The International Criminal Court (ICC), which is regularly criticized for focusing too much on Africa, announced this week that one of its investigation teams is to go to Israel for the first time.The conditions, mandate and even itinerary of the team’s visit have not been disclosed, either by the ICC or the Israeli government, which reflects its sensitivity and the tensions it arouses in the country.
Our correspondent in Israel Aude Marcovitch looked at the extent of goodwill from Israel, which has not signed the Rome Statute (founding document of the ICC) and does not recognize the Court’s jurisdiction to intervene in its territory or the Occupied Territories. “So Israel has decided to adopt a new policy towards the ICC, consisting of exchange and openness,” writes our correspondent. “This is not because it has changed its mind about the Court’s legitimacy on this terrain, which it refutes, but because Israeli diplomats have decided to cooperate to get their arguments better heard in The Hague.”
Palestine, on the other hand, ratified the ICC Statutes and became its 123rd States Party after becoming a UN observer State in 2012. At its request, the ICC opened a preliminary investigation in early 2015 into suspected crimes committed in Palestine, notably in Gaza.
So if this is a first it is limited, and the ICC’s focus on Africa has not yet been diluted.
The Court is also preparing for the trial in December of Dominic Ongwen, a former commander in the Ugandan rebel Lord’s Resistance Army (LRA). The LRA, whose leader bases his fight on an interpretation of the Biblical Ten Commandments, has also continued to operate in the Central African Republic (CAR), Democratic Republic of Congo (DRC) and South Sudan. The LRA is known for its extreme violence and recruitment of child soldiers. Ongwen, a northern Ugandan, was himself kidnapped by the LRA on his way to school before becoming one of its commanders.

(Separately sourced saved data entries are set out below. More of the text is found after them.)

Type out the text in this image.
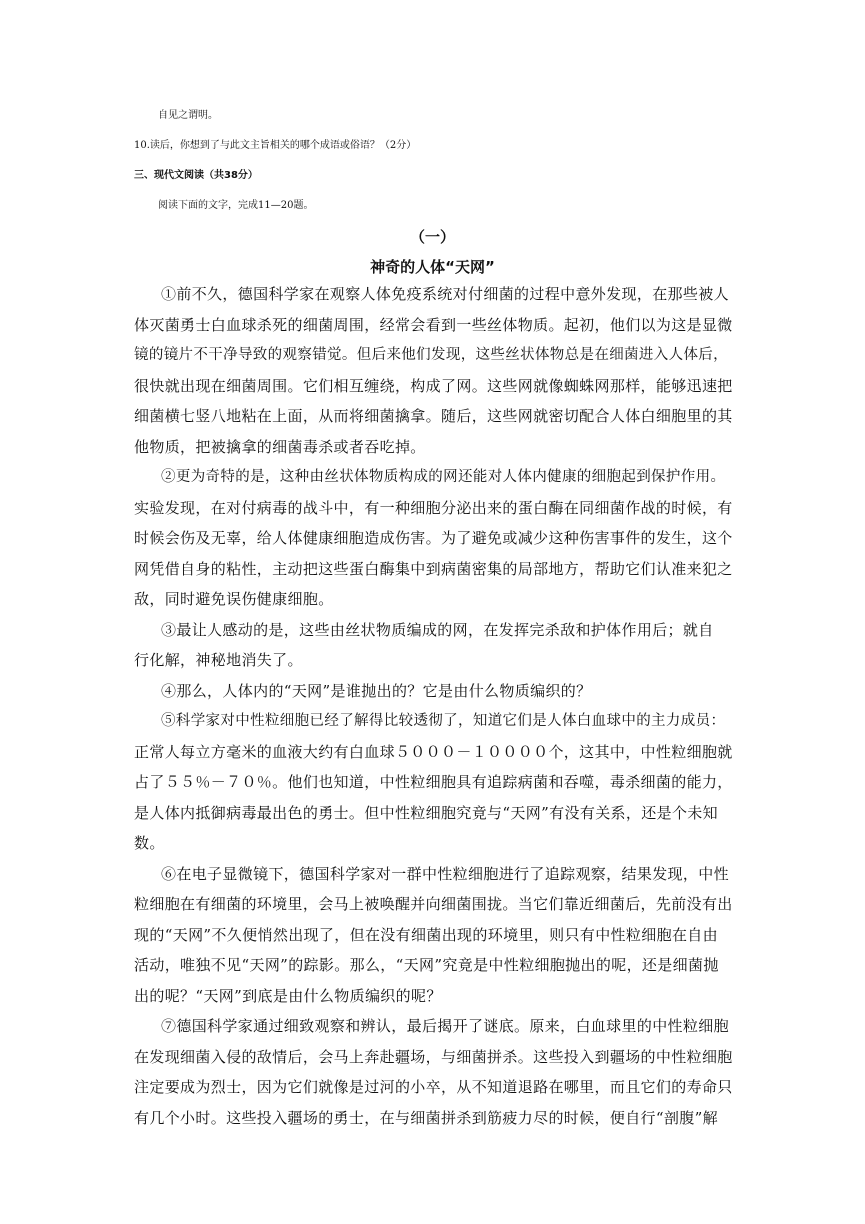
自见之谓明。

10.读后，你想到了与此文主旨相关的哪个成语或俗语？（2分）

三、现代文阅读（共38分）

阅读下面的文字，完成11—20题。

（一）

神奇的人体“天网”

①前不久，德国科学家在观察人体免疫系统对付细菌的过程中意外发现，在那些被人
体灭菌勇士白血球杀死的细菌周围，经常会看到一些丝体物质。起初，他们以为这是显微
镜的镜片不干净导致的观察错觉。但后来他们发现，这些丝状体物总是在细菌进入人体后，
很快就出现在细菌周围。它们相互缠绕，构成了网。这些网就像蜘蛛网那样，能够迅速把
细菌横七竖八地粘在上面，从而将细菌擒拿。随后，这些网就密切配合人体白细胞里的其
他物质，把被擒拿的细菌毒杀或者吞吃掉。
②更为奇特的是，这种由丝状体物质构成的网还能对人体内健康的细胞起到保护作用。
实验发现，在对付病毒的战斗中，有一种细胞分泌出来的蛋白酶在同细菌作战的时候，有
时候会伤及无辜，给人体健康细胞造成伤害。为了避免或减少这种伤害事件的发生，这个
网凭借自身的粘性，主动把这些蛋白酶集中到病菌密集的局部地方，帮助它们认准来犯之
敌，同时避免误伤健康细胞。
③最让人感动的是，这些由丝状物质编成的网，在发挥完杀敌和护体作用后；就自
行化解，神秘地消失了。
④那么，人体内的“天网”是谁抛出的？它是由什么物质编织的？
⑤科学家对中性粒细胞已经了解得比较透彻了，知道它们是人体白血球中的主力成员：
正常人每立方毫米的血液大约有白血球５０００－１００００个，这其中，中性粒细胞就
占了５５％－７０％。他们也知道，中性粒细胞具有追踪病菌和吞噬，毒杀细菌的能力，
是人体内抵御病毒最出色的勇士。但中性粒细胞究竟与“天网”有没有关系，还是个未知
数。
⑥在电子显微镜下，德国科学家对一群中性粒细胞进行了追踪观察，结果发现，中性
粒细胞在有细菌的环境里，会马上被唤醒并向细菌围拢。当它们靠近细菌后，先前没有出
现的“天网”不久便悄然出现了，但在没有细菌出现的环境里，则只有中性粒细胞在自由
活动，唯独不见“天网”的踪影。那么，“天网”究竟是中性粒细胞抛出的呢，还是细菌抛
出的呢？“天网”到底是由什么物质编织的呢？
⑦德国科学家通过细致观察和辨认，最后揭开了谜底。原来，白血球里的中性粒细胞
在发现细菌入侵的敌情后，会马上奔赴疆场，与细菌拼杀。这些投入到疆场的中性粒细胞
注定要成为烈士，因为它们就像是过河的小卒，从不知道退路在哪里，而且它们的寿命只
有几个小时。这些投入疆场的勇士，在与细菌拼杀到筋疲力尽的时候，便自行“剖腹”解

In a pre-trial brief issued on September 6, the ICC Prosecutor also puts a focus on sexual violence as a war crime in the Ongwen trial. “The regime of sexual abuse of girls and women in the LRA is one its defining features,” says the pre-trial brief quoted by JusticeInfo. “Women were treated as spoils of war, awarded as prizes without any more say in the matter than if they had been animals or inanimate objects.”
Crimes of sexual violence are becoming a focus of transitional justice. We saw this in the trial of Hissène Habré, the first Head of State to be convicted before the Extraordinary African Chambers for rape, and in the case of Congolese Senator and ex-warlord Jean-Pierre Bemba, whom the ICC convicted for rapes committed in the Central African Republic by members of his MLC former rebel movement.
This was the first time the ICC sanctioned rape and sexual violence as war crimes.
Also of note this week is the sanctions imposed by the United States on two sons of LRA leader Joseph Kony. The LRA and Kony’s sons are said to be involved in ivory trafficking, which helps fund the movement, as well as other crimes.
Kony himself is charged with 33 counts of war crimes and crimes against humanity, including enslavement, intentionally directing an attack against a civilian population, pillaging, inducing rape and forced enlistment of children. He has been under an ICC arrest warrant since 2005, but has still not been caught.
Finally to Colombia, where President Santos gave one of his first interviews since the signing of a peace deal with FARC rebels. "I would like to see anyone who committed horrible crimes, crimes against humanity, behind bars," Santos told AFP. "But I prefer transitional justice (provided for under the agreements) so we don't continue producing more victims. That transaction isn't easy to accept for many people, but it is necessary if we want peace."
This is the eternal dilemma of transitional justice.